ManufacturingProcess32 is the predictor with the highest predictive value according to the regression model. In general, the manufacturing processes account for a larger share of the variance than the biological materials.
(f) Explore the relationships between each of the top predictors and the response. How could this information be helpful in improving yield in future runs of the manufacturing process?
lmMod2 <- lm(Yield~ManufacturingProcess32,data=dtTrain2)
summary(lmMod2)
##
## Call:
## lm(formula = Yield ~ ManufacturingProcess32, data = dtTrain2)
##
## Residuals:
## Min 1Q Median 3Q Max
## -5.0825 -0.9690 -0.0575 0.8672 4.2859
##
## Coefficients:
## Estimate Std. Error t value Pr(>|t|)
## (Intercept) 6.11495 3.58577 1.705 0.0902 .
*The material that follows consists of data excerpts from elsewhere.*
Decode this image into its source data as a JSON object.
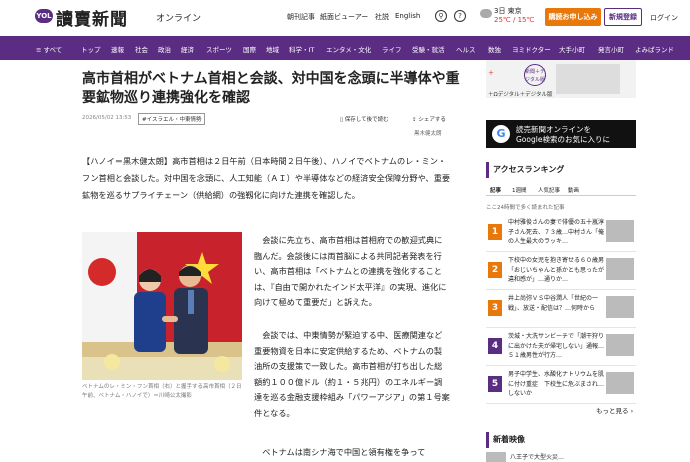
{
  "header": {
    "logo_badge": "YOL",
    "logo": "讀賣新聞",
    "logo_sub": "オンライン",
    "nav": [
      "朝刊記事",
      "紙面ビューアー",
      "社説",
      "English"
    ],
    "weather": {
      "city": "3日 東京",
      "temps": "25℃ / 15℃"
    },
    "subscribe": "購読お申し込み",
    "register": "新規登録",
    "login": "ログイン"
  },
  "nav": [
    "≡ すべて",
    "トップ",
    "速報",
    "社会",
    "政治",
    "経済",
    "スポーツ",
    "国際",
    "地域",
    "科学・IT",
    "エンタメ・文化",
    "ライフ",
    "受験・就活",
    "ヘルス",
    "数独",
    "ヨミドクター",
    "大手小町",
    "発言小町",
    "よみぱランド"
  ],
  "article": {
    "title": "高市首相がベトナム首相と会談、対中国を念頭に半導体や重要鉱物巡り連携強化を確認",
    "date": "2026/05/02 13:53",
    "tag": "#イスラエル・中東情勢",
    "save": "保存して後で読む",
    "share": "シェアする",
    "reporter": "黒木健太朗",
    "lead": "【ハノイ＝黒木健太朗】高市首相は２日午前（日本時間２日午後）、ハノイでベトナムのレ・ミン・フン首相と会談した。対中国を念頭に、人工知能（ＡＩ）や半導体などの経済安全保障分野や、重要鉱物を巡るサプライチェーン（供給網）の強靱化に向けた連携を確認した。",
    "caption": "ベトナムのレ・ミン・フン首相（右）と握手する高市首相（２日午前、ベトナム・ハノイで）＝川崎公太撮影",
    "p1": "会談に先立ち、高市首相は首相府での歓迎式典に臨んだ。会談後には両首脳による共同記者発表を行い、高市首相は「ベトナムとの連携を強化することは、『自由で開かれたインド太平洋』の実現、進化に向けて極めて重要だ」と訴えた。",
    "p2": "会談では、中東情勢が緊迫する中、医療関連など重要物資を日本に安定供給するため、ベトナムの製油所の支援策で一致した。高市首相が打ち出した総額約１００億ドル（約１・５兆円）のエネルギー調達を巡る金融支援枠組み「パワーアジア」の第１号案件となる。",
    "p3": "ベトナムは南シナ海で中国と領有権を争って"
  },
  "sidebar": {
    "ad_text": "＋Ωデジタル＋デジタル版",
    "ad_circle": "新聞＋デジタル版",
    "google_ad": [
      "読売新聞オンラインを",
      "Google検索のお気に入りに"
    ],
    "ranking_title": "アクセスランキング",
    "tabs": [
      "記事",
      "1週間",
      "人気記事",
      "動画"
    ],
    "note": "ここ24時間で多く読まれた記事",
    "items": [
      {
        "rank": "1",
        "text": "中村雅俊さんの妻で俳優の五十嵐淳子さん死去、７３歳…中村さん「俺の人生最大のラッキ…"
      },
      {
        "rank": "2",
        "text": "下校中の女児を抱き寄せる６０歳男「おじいちゃんと孫かとも思ったが違和感が」…通りか…"
      },
      {
        "rank": "3",
        "text": "井上尚弥ＶＳ中谷潤人「世紀の一戦」、放送・配信は？…何時から"
      },
      {
        "rank": "4",
        "text": "茨城・大洗サンビーチで「潮干狩りに出かけた夫が帰宅しない」通報…５１歳男性が行方…"
      },
      {
        "rank": "5",
        "text": "男子中学生、水酸化ナトリウムを肌に付け重症　下校生に危ぶまされ…しないか"
      }
    ],
    "more": "もっと見る",
    "new_title": "新着映像",
    "new_item": "八王子で大型火災…"
  }
}
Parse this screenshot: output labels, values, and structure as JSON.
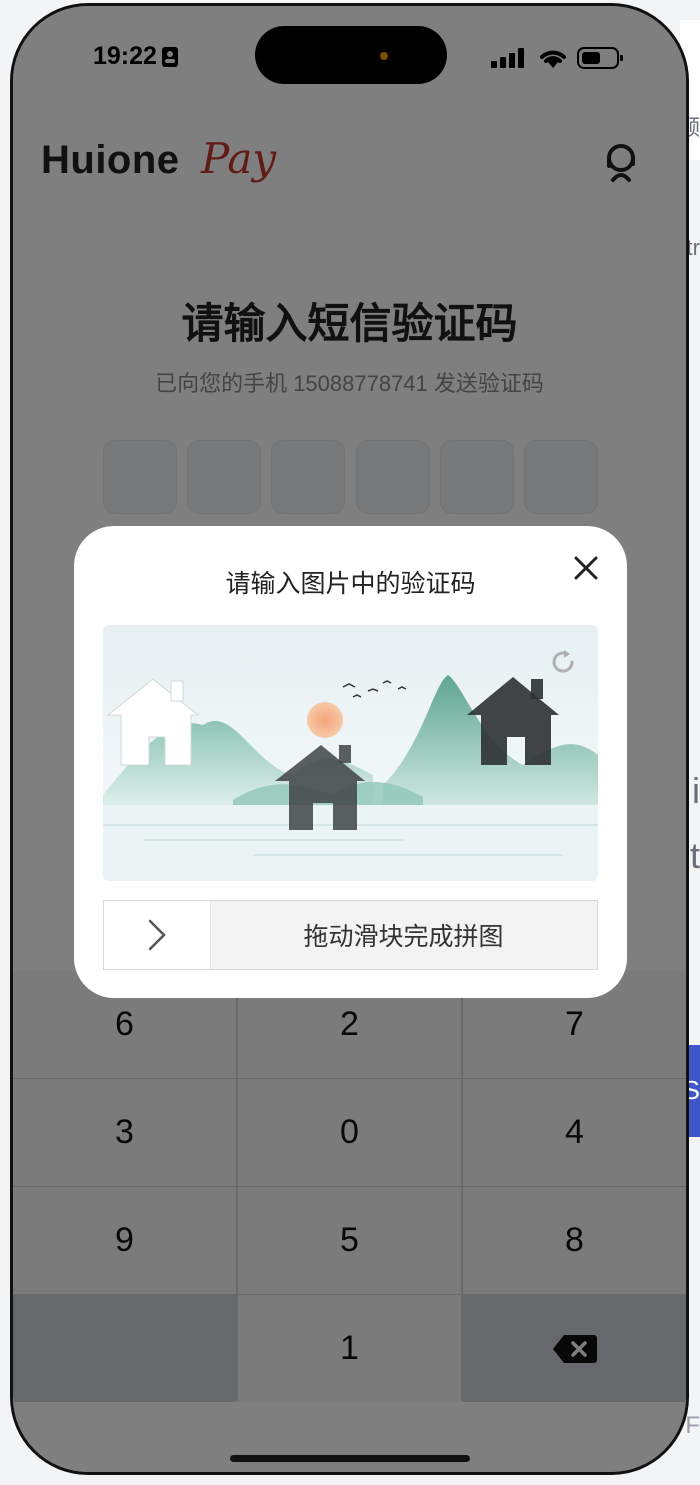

## ManufacturingProcess32 0.21520 0.02257 9.534 <0.0000000000000002 ***
## ---
## Signif. codes: 0 '***' 0.001 '**' 0.01 '*' 0.05 '.' 0.1 ' ' 1
##
## Residual standard error: 1.461 on 152 degrees of freedom
## Multiple R-squared: 0.3742, Adjusted R-squared: 0.3701
## F-statistic: 90.89 on 1 and 152 DF, p-value: < 0.00000000000000022
#Adjusted R-squared: 0.3365
# lmMod3 <- lm(Yield~ManufacturingProcess33,data=dtTrain2)
# summary(lmMod3)
# #Adjusted R-squared: 0.1332
#
# lmMod4 <- lm(Yield~BiologicalMaterial08,data=dtTrain2)
# summary(lmMod4)
# #Adjusted R-squared: 0.1459
#
# lmMod5 <- lm(Yield~BiologicalMaterial08+ManufacturingProcess33+ManufacturingProcess32,data=dtTrain2)
# summary(lmMod5)
# #Adjusted R-squared: 0.3833
From a univariate ordinary linear regression on Manufacting Process 32, an R-squared of 33.26% indicates that one-third of the variance in the yield can be attributed to this one predictor. Therefore, for the most cost-effective optimization of yield, an engineer would focus first and foremost on this process 32.